Vector Faculty Member Marzyeh Ghassemi recently contributed to a Viewpoint article for JAMA online: Challenges to the Reproducibility of Machine Learning Models in Health Care. Written by Ghassemi, Andrew L Beam and Arjun Manrai, the article looks at the intersection between machine learning and health care and the benefits and challenges of reproducibility and replicability.
Reproducibility refers to the ability of researchers to get the same results as the original study when given access to its underlying data and analysis code. However, even when a study is reproducible, the authors caution, it does not mean that it is replicable (where someone applies the same methods to a different set of data), or that generalizations can be made from its results.

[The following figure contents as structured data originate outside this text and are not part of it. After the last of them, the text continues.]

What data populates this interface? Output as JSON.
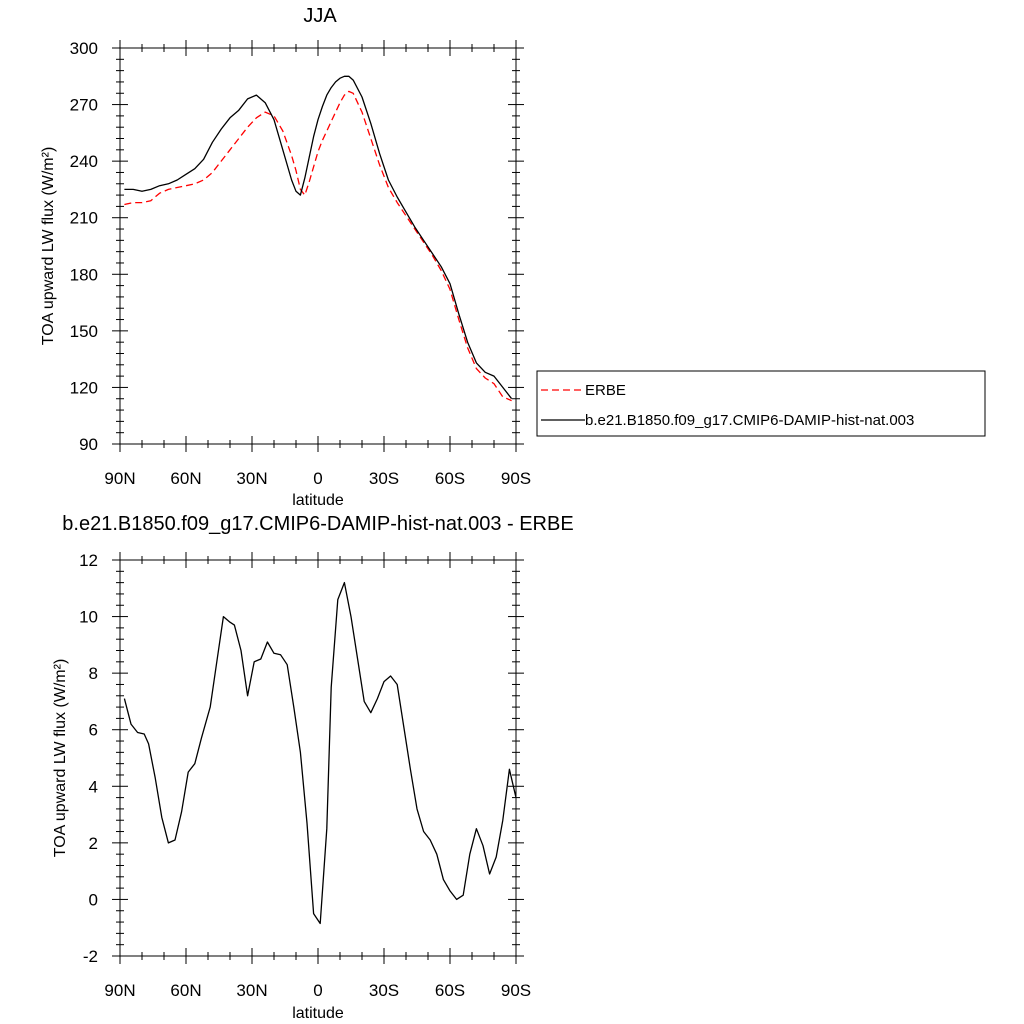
{
  "chart_data": [
    {
      "type": "line",
      "title": "JJA",
      "xlabel": "latitude",
      "ylabel": "TOA upward LW flux (W/m²)",
      "xlim": [
        -90,
        90
      ],
      "ylim": [
        90,
        300
      ],
      "xticks": [
        -90,
        -60,
        -30,
        0,
        30,
        60,
        90
      ],
      "xtick_labels": [
        "90N",
        "60N",
        "30N",
        "0",
        "30S",
        "60S",
        "90S"
      ],
      "yticks": [
        90,
        120,
        150,
        180,
        210,
        240,
        270,
        300
      ],
      "ytick_labels": [
        "90",
        "120",
        "150",
        "180",
        "210",
        "240",
        "270",
        "300"
      ],
      "grid": false,
      "legend": "outside-right",
      "series": [
        {
          "name": "ERBE",
          "color": "#ff0000",
          "dash": "dashed",
          "x": [
            -88,
            -84,
            -80,
            -76,
            -72,
            -68,
            -64,
            -60,
            -56,
            -52,
            -48,
            -44,
            -40,
            -36,
            -32,
            -28,
            -24,
            -20,
            -16,
            -12,
            -10,
            -8,
            -6,
            -4,
            -2,
            0,
            2,
            4,
            6,
            8,
            10,
            12,
            14,
            16,
            20,
            24,
            28,
            32,
            36,
            40,
            44,
            48,
            52,
            56,
            60,
            64,
            68,
            72,
            76,
            80,
            84,
            88
          ],
          "values": [
            217,
            218,
            218,
            219,
            223,
            225,
            226,
            227,
            228,
            230,
            234,
            240,
            246,
            252,
            258,
            263,
            266,
            264,
            256,
            243,
            235,
            225,
            222,
            229,
            237,
            245,
            251,
            256,
            261,
            266,
            271,
            275,
            277,
            276,
            266,
            252,
            238,
            226,
            218,
            211,
            204,
            197,
            190,
            182,
            172,
            156,
            141,
            130,
            125,
            122,
            115,
            113
          ]
        },
        {
          "name": "b.e21.B1850.f09_g17.CMIP6-DAMIP-hist-nat.003",
          "color": "#000000",
          "dash": "solid",
          "x": [
            -88,
            -84,
            -80,
            -76,
            -72,
            -68,
            -64,
            -60,
            -56,
            -52,
            -48,
            -44,
            -40,
            -36,
            -32,
            -28,
            -24,
            -20,
            -16,
            -12,
            -10,
            -8,
            -6,
            -4,
            -2,
            0,
            2,
            4,
            6,
            8,
            10,
            12,
            14,
            16,
            20,
            24,
            28,
            32,
            36,
            40,
            44,
            48,
            52,
            56,
            60,
            64,
            68,
            72,
            76,
            80,
            84,
            88
          ],
          "values": [
            225,
            225,
            224,
            225,
            227,
            228,
            230,
            233,
            236,
            241,
            250,
            257,
            263,
            267,
            273,
            275,
            271,
            262,
            246,
            230,
            224,
            222,
            231,
            242,
            253,
            262,
            269,
            275,
            279,
            282,
            284,
            285,
            285,
            283,
            274,
            260,
            244,
            230,
            221,
            213,
            205,
            198,
            191,
            184,
            175,
            159,
            144,
            133,
            128,
            126,
            120,
            114
          ]
        }
      ]
    },
    {
      "type": "line",
      "title": "b.e21.B1850.f09_g17.CMIP6-DAMIP-hist-nat.003 - ERBE",
      "xlabel": "latitude",
      "ylabel": "TOA upward LW flux (W/m²)",
      "xlim": [
        -90,
        90
      ],
      "ylim": [
        -2,
        12
      ],
      "xticks": [
        -90,
        -60,
        -30,
        0,
        30,
        60,
        90
      ],
      "xtick_labels": [
        "90N",
        "60N",
        "30N",
        "0",
        "30S",
        "60S",
        "90S"
      ],
      "yticks": [
        -2,
        0,
        2,
        4,
        6,
        8,
        10,
        12
      ],
      "ytick_labels": [
        "-2",
        "0",
        "2",
        "4",
        "6",
        "8",
        "10",
        "12"
      ],
      "grid": false,
      "series": [
        {
          "color": "#000000",
          "dash": "solid",
          "x": [
            -88,
            -85,
            -82,
            -79,
            -77,
            -74,
            -71,
            -68,
            -65,
            -62,
            -59,
            -56,
            -53,
            -49,
            -46,
            -43,
            -40,
            -38,
            -35,
            -32,
            -29,
            -26,
            -23,
            -20,
            -17,
            -14,
            -11,
            -8,
            -5,
            -2,
            1,
            4,
            6,
            9,
            12,
            15,
            18,
            21,
            24,
            27,
            30,
            33,
            36,
            39,
            42,
            45,
            48,
            51,
            54,
            57,
            60,
            63,
            66,
            69,
            72,
            75,
            78,
            81,
            84,
            87,
            90
          ],
          "values": [
            7.1,
            6.2,
            5.9,
            5.85,
            5.5,
            4.3,
            2.9,
            2.0,
            2.1,
            3.1,
            4.5,
            4.8,
            5.7,
            6.8,
            8.4,
            10.0,
            9.8,
            9.7,
            8.8,
            7.2,
            8.4,
            8.5,
            9.1,
            8.7,
            8.65,
            8.3,
            6.8,
            5.2,
            2.7,
            -0.5,
            -0.85,
            2.5,
            7.5,
            10.6,
            11.2,
            10.0,
            8.5,
            7.0,
            6.6,
            7.1,
            7.7,
            7.9,
            7.6,
            6.1,
            4.6,
            3.2,
            2.4,
            2.1,
            1.6,
            0.7,
            0.3,
            0.0,
            0.15,
            1.6,
            2.5,
            1.9,
            0.9,
            1.5,
            2.8,
            4.6,
            3.6
          ]
        }
      ]
    }
  ]
}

Machine learning is helping to create many new clinical prediction tools. Though they offer potential improvements to the quality of care for patients and cost savings for hospitals, they also present unique challenges and obstacles to reproducibility, something that needs to be carefully considered for patient safety as these techniques begin to be deployed in hospitals.
“There is a significant push in the machine learning community to create robust results,” says Ghassemi. Using high-capacity models that can model many relationships among many variables, can add complexity to reproducibility; often there are technical choices made by default, or as part of an installation process, that could impact the outcome of a study. “A doctor in another place could run that same model on their data and get very different results.”
Code sharing and data accessibility are both important goals that Ghassemi believes must always be kept top-of-mind. “The long-term risks of creating niche unverifiable results in a clinical setting are real, and we should invest in a culture of research that allows for intellectual verification.”